Agents and tools can be marked as `background_runnable`. The supervisor can fire them off without blocking and retrieve results later via `wait_for_agent` / `wait_for_tool`.

**For agents** — set `background_runnable=True` on the `AgentCard`:
```python
AgentCard(name="slow_agent", ..., background_runnable=True)
```

**For tools** — pass `background_runnable=True` to `register_tool`:
```python
@supervisor.register_tool("A slow tool", background_runnable=True)
async def slow_tool(param: str) -> str:
    ...
```

The supervisor automatically receives `[BACKGROUND UPDATE]` notifications when background tasks complete, and can use the built-in `wait_for_agent` or `wait_for_tool` tools to block until a specific result is ready.

### Dynamic Initialization and Persistence

Child agents are only instantiated when first needed.

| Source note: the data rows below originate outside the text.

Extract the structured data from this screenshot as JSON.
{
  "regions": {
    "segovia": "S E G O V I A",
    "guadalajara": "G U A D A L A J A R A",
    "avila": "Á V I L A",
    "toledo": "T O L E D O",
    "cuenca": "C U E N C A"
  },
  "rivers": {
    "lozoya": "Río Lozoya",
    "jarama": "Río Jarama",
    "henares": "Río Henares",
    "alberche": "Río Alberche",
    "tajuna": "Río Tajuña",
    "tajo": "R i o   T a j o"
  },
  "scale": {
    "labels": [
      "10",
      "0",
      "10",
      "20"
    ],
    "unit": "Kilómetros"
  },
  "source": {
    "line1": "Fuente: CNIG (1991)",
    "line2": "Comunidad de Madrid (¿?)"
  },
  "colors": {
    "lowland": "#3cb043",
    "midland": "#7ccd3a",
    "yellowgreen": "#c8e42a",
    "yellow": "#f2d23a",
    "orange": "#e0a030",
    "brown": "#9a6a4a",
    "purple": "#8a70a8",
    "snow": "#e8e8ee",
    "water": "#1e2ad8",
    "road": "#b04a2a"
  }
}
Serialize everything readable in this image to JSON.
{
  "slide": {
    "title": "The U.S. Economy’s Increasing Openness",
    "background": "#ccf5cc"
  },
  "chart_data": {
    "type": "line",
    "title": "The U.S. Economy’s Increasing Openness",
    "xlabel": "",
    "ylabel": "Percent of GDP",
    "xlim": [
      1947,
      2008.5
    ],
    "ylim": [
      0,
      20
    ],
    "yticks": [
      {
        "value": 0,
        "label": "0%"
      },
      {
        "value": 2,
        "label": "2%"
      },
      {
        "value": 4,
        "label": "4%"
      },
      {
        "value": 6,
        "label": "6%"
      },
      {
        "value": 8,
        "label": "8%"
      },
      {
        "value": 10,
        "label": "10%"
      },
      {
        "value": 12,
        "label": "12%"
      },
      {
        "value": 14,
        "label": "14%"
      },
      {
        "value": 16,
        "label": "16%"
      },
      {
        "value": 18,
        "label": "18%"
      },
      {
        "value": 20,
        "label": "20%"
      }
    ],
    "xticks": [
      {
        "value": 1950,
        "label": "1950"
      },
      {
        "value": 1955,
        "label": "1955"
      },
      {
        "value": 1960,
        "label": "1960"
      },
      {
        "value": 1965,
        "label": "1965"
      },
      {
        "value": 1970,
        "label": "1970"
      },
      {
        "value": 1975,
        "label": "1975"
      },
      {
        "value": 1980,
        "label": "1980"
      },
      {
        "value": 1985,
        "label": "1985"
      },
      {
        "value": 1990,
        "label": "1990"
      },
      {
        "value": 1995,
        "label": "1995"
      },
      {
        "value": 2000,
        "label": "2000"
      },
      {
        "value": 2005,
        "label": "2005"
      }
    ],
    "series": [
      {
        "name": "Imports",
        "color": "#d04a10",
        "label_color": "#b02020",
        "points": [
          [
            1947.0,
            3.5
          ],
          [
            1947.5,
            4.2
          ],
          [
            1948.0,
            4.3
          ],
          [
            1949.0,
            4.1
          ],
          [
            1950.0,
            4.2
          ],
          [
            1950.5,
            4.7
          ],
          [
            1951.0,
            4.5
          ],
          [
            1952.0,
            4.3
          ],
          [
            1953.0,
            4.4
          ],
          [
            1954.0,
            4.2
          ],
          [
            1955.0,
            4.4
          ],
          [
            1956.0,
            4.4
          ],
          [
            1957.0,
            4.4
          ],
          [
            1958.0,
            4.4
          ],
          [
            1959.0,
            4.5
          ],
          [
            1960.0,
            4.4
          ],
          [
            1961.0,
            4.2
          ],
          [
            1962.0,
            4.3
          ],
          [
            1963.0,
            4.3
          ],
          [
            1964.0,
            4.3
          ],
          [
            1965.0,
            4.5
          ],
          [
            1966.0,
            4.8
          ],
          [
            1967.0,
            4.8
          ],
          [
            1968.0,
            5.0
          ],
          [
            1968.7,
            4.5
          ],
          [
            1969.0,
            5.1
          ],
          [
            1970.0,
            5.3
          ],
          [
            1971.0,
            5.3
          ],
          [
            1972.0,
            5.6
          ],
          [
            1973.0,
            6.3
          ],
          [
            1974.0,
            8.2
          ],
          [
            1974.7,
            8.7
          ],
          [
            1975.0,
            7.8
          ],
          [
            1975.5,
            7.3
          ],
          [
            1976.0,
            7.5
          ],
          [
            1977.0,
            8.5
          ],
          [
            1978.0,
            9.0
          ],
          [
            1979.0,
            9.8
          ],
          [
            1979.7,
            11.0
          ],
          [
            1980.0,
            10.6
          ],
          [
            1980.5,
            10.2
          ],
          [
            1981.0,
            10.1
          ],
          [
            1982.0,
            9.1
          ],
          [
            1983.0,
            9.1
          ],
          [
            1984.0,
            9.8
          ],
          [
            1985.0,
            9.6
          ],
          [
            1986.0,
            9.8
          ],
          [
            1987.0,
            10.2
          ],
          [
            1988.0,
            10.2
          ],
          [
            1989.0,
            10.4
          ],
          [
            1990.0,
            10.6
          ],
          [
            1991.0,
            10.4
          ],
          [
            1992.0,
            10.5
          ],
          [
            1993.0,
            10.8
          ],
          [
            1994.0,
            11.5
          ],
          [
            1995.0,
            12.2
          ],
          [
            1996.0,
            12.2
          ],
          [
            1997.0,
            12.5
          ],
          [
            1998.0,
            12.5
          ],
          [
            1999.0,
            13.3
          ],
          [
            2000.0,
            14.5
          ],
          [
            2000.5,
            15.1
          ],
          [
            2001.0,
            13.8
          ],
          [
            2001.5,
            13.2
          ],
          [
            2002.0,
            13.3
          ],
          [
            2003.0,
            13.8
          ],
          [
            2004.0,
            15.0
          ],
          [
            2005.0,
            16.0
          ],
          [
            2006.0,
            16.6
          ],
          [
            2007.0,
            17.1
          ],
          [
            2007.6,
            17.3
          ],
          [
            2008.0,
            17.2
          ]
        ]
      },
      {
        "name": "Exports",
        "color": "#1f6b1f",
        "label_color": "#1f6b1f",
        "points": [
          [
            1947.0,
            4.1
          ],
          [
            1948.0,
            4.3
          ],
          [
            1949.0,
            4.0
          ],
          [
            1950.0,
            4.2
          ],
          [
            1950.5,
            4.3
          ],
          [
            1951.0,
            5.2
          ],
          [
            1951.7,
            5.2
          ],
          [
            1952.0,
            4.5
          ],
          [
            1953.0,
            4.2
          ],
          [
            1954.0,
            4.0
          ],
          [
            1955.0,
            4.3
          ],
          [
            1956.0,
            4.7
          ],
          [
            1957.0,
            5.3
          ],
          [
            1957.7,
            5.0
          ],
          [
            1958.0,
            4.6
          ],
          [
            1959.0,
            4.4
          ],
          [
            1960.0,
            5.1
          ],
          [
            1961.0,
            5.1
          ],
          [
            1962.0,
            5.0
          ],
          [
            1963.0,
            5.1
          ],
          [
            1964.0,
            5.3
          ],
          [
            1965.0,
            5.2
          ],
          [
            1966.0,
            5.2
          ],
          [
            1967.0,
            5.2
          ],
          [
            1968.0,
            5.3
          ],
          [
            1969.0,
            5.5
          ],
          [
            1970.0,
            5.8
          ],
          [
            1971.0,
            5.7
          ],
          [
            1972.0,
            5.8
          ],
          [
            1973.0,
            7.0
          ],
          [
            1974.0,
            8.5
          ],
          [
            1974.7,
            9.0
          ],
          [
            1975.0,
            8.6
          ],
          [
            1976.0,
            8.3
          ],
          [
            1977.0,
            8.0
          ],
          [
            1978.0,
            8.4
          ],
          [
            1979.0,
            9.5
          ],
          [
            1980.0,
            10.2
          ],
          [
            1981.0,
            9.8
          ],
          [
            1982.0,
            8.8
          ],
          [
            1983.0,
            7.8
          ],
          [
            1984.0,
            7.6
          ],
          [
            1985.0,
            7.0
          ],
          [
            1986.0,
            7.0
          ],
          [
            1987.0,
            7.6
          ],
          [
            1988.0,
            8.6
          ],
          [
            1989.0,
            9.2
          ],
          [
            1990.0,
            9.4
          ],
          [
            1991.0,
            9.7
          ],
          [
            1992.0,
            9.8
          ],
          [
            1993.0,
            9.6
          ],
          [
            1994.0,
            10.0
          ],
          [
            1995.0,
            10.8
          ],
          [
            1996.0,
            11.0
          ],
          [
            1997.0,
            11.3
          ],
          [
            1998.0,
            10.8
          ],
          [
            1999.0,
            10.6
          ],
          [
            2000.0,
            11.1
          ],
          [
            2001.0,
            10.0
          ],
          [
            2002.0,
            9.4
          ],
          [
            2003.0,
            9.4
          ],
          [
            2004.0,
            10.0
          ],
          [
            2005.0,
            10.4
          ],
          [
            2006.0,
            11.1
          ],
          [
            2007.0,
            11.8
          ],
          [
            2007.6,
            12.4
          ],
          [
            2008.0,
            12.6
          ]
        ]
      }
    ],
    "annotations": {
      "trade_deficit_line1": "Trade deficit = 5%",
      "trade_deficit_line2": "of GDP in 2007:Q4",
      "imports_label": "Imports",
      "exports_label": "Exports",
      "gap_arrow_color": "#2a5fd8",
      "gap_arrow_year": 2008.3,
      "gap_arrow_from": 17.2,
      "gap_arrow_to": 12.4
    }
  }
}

Setting `persistent=True` on an `AgentCard` keeps the agent alive across multiple calls within the same `solve()` session.

### Hook System

Hooks let you inject custom logic before or after any step:

- `FuncHook` — runs before/after each supervisor step (receives the supervisor instance)
- `AgentHook` — runs before/after a specific child agent is invoked (receives the agent and supervisor)

```python
FuncHook(order='before', func=my_func)
AgentHook(order='after', agent_name='my_agent', func=my_agent_func)
```

### MCP Client

AgentCurie includes a built-in MCP (Model Context Protocol) client to convert MCP-compatible tool definitions into supervisor-level tools:

```python
from agentcurie import MCPClient

mcp = MCPClient(...)
tools = await mcp.get_tools()
for t in tools:
    supervisor.register_tool(t.description)(t.func)
```

---

## Architecture

AgentCurie uses a **feature-based modular architecture**:

```
agentcurie/
├── supervisor/          # Master supervisor agent
│   ├── service.py       # SupervisorAgent — main orchestration loop
│   ├── prompts.py       # System prompts
│   ├── views.py         # FuncHook, AgentHook, AgentResult
│   └── message_manager/ # Conversation history & token management
├── controller/          # Tool and agent execution layer
│   ├── service.py       # Controller — dispatches tools and agents
│   ├── tool/            # Tool registration, registry, execution
│   └── agent/           # Agent registration, registry, execution
└── mcp_client/          # MCP protocol integration
```

---

## Running the Example

```bash
# Add your OpenAI API key to examples/.env
echo "OPENAI_KEY=sk-..." > examples/.env

python -m examples.langchain_agents.main
```

---

## Vision

AgentCurie is designed as a **framework-agnostic control layer** for the future of agentic systems — where multiple agents, tools, and reasoning engines collaborate under a single, well-structured supervisor.